I prefer the multiple MQTT-IN nodes because it makes the whole flow tidier and easy to manage.
I am not sure about @bakman2's comment in that post. I thought that there would only be one connection to the broker for each MQTT config node, so if multiple MQTT nodes share the same server config node there would be only one connection, with multiple subscriptions.
@GammaKappa do whatever you prefer, don't worry about efficiency unless you are handling thousands of messages per second. I prefer to use multiple MQTT nodes as it keeps the flows simpler. The simpler the flow the easier it is to understand and the less likely there are to be bugs.
I don't think that is correct. I think there is only one connection for each mqtt server config node. In both cases there will be just one of those.
Easy enough to check with your broker, add more MQTT In nodes than you are allowed connections and see what happens. Make sure they all use the same server config node.

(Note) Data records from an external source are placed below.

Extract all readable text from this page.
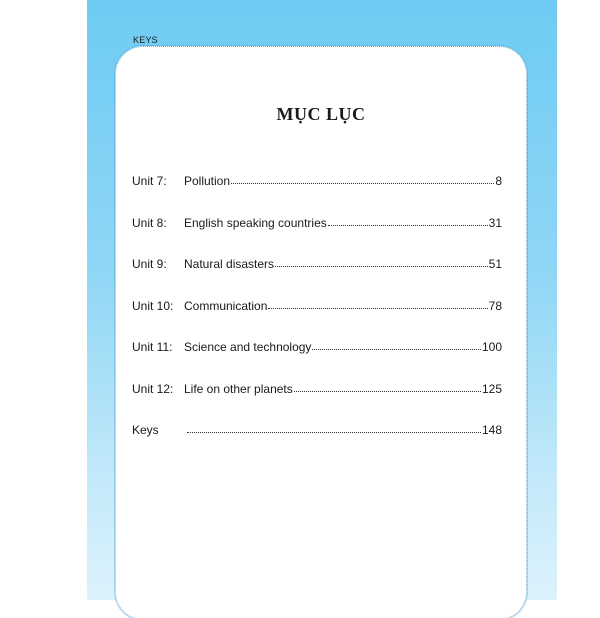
KEYS
MỤC LỤC
Unit 7:	Pollution	8
Unit 8:	English speaking countries	31
Unit 9:	Natural disasters	51
Unit 10: Communication	78
Unit 11: Science and technology	100
Unit 12: Life on other planets	125
Keys	148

In fact I believe I can see that I am correct. On one of my PIs I have mosquitto installed as a local broker. When I look in config nodes I can see the mqtt config node
which tells me that I have 105 MQTT nodes using the broker.
When I look in the node-red startup log I can see that there is just one connection initiated to the broker
Dec 28 11:17:36 owl2 Node-RED[433]: 28 Dec 11:17:36 - [info] [mqtt-broker:3f2f21cc.26840e] Connected to broker: owl2@mqtt://localhost:1883
Well since you cannot have 2 MQTT clients with the same name, and those 105 nodes are all using the same client name set in the config, there must only be 1 connection to the broker.
Just to make sure - netstat output
tcp 0 0 localhost:1883 localhost:37880 ESTABLISHED 584/mosquitto
First, thank you all for your helpful comments here. I am in the process of moving my system over to pure MQTT, and this has become relevant very quickly.
For anyone else who finds this thread via search, I would like to make the case for using just one In and one Out.
What happens if you have to change brokers?
Both In and Out nodes let you choose brokers, sure, but editing two nodes to switch to a new config has to be vaaaaastly less effort than editing 60+ individual nodes to the new config. Although I guess you could edit the old MQTT config with the new info as a workaround, now that I think about it.
In any case, what I'm doing is somewhere in the middle. I use a single MQTT-in node per flow, because I use wildcards to make sure I'll only be looking at, for example, messages that have "fan" in the topic somewhere, then I stick a link-out node after it.
I pipe that all over the flow using link-in nodes for each place that needs to subscribe to relevant MQTT topics.
For publishing, though, I have a single MQTT-OUT node for all flows that has a Link-in on it, so that everything can use it.
Keeps things clean (for me) so far. I'm sure there's better ways of doing it; that's just where I am.